# Final Project Notebook
This notebook implements the project pipeline in the intended execution order: **data → targets → model → loss/metrics → training → evaluation**. Each section below adds the corresponding building blocks, starting from data loading and augmentations and ending with training and evaluation placeholders.


## Imports & Seeds

In [None]:
import random
from dataclasses import dataclass
from pathlib import Path

import cv2
import numpy as np
import pandas as pd
import torch
from torch import nn
from torch.utils.data import DataLoader, Dataset
import solt
import solt.transforms as slt
from tqdm.auto import tqdm

SEED = 42

torch.manual_seed(SEED)
torch.cuda.manual_seed(SEED)
np.random.seed(SEED)
random.seed(SEED)

cv2.ocl.setUseOpenCL(False)
cv2.setNumThreads(0)


## Data Loading

In [None]:
class KneeSegmentationDataset(Dataset):
    """Slice-wise dataset with paired SOLT transforms."""

    def __init__(self, df: pd.DataFrame, transforms: solt.Stream | None):
        self.dataset = df.reset_index(drop=True)
        self.trf = transforms

    def __len__(self) -> int:
        return len(self.dataset)

    def __getitem__(self, idx: int) -> dict:
        entry = self.dataset.iloc[idx]
        img = cv2.imread(str(entry.img), cv2.IMREAD_COLOR)
        mask = cv2.imread(str(entry.segmask), cv2.IMREAD_GRAYSCALE)
        if img is None or mask is None:
            raise FileNotFoundError(f"Missing image/mask for index {idx}")
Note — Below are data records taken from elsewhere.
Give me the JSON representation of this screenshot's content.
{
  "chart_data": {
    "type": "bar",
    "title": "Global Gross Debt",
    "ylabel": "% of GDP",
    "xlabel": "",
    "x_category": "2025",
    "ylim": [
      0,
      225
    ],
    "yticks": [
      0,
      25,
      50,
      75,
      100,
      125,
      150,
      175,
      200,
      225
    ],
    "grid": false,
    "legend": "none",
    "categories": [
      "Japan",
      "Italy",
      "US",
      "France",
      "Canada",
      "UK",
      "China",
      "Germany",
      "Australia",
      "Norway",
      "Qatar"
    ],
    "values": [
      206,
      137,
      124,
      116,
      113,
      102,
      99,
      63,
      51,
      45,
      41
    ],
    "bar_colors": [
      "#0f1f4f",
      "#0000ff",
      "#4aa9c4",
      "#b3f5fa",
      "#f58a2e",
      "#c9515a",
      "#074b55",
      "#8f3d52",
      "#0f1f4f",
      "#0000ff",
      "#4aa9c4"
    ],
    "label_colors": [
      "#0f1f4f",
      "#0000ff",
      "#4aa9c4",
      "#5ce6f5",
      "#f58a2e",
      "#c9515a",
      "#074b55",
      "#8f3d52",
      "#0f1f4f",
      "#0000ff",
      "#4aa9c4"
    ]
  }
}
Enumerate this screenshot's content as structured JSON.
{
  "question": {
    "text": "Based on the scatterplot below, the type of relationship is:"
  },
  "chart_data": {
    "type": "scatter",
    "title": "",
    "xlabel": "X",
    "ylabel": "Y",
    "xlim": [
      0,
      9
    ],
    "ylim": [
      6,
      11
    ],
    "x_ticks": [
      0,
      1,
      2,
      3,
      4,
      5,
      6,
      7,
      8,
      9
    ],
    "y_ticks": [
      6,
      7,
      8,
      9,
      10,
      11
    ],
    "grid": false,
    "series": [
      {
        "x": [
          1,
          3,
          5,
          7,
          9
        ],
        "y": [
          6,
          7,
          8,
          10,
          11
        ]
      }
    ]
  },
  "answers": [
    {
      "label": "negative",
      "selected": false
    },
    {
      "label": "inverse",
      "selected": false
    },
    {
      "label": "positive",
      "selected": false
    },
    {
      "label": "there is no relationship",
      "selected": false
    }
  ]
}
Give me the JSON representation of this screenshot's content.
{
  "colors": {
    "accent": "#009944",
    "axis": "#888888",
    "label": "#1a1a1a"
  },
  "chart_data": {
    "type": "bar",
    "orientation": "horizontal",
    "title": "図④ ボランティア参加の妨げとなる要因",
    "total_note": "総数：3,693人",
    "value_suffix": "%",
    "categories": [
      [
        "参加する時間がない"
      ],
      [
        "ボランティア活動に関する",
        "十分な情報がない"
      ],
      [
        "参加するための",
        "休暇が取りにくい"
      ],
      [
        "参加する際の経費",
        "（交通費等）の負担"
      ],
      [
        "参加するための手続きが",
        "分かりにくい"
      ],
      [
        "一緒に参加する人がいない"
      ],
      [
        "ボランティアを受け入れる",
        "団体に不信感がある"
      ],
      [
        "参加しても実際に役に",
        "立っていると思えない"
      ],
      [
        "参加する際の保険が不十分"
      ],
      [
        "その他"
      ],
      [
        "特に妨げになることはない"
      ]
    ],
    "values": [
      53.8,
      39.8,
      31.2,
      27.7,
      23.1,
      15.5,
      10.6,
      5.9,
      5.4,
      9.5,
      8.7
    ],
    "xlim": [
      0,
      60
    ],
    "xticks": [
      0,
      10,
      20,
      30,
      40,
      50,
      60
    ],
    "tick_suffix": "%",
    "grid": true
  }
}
        if self.trf is not None:
            res = self.trf({"image": img, "mask": mask}, return_torch=False)
            img, mask = res.data

        img = img.astype(np.float32) / 255.0
        mask = mask.astype(np.int64)

        img_t = torch.from_numpy(img).permute(2, 0, 1)
        mask_t = torch.from_numpy(mask).unsqueeze(0)

        return {"image": img_t, "mask": mask_t}


class KneeSegmentationDatasetVol(Dataset):
    """Volume-wise dataset that groups slices by scan."""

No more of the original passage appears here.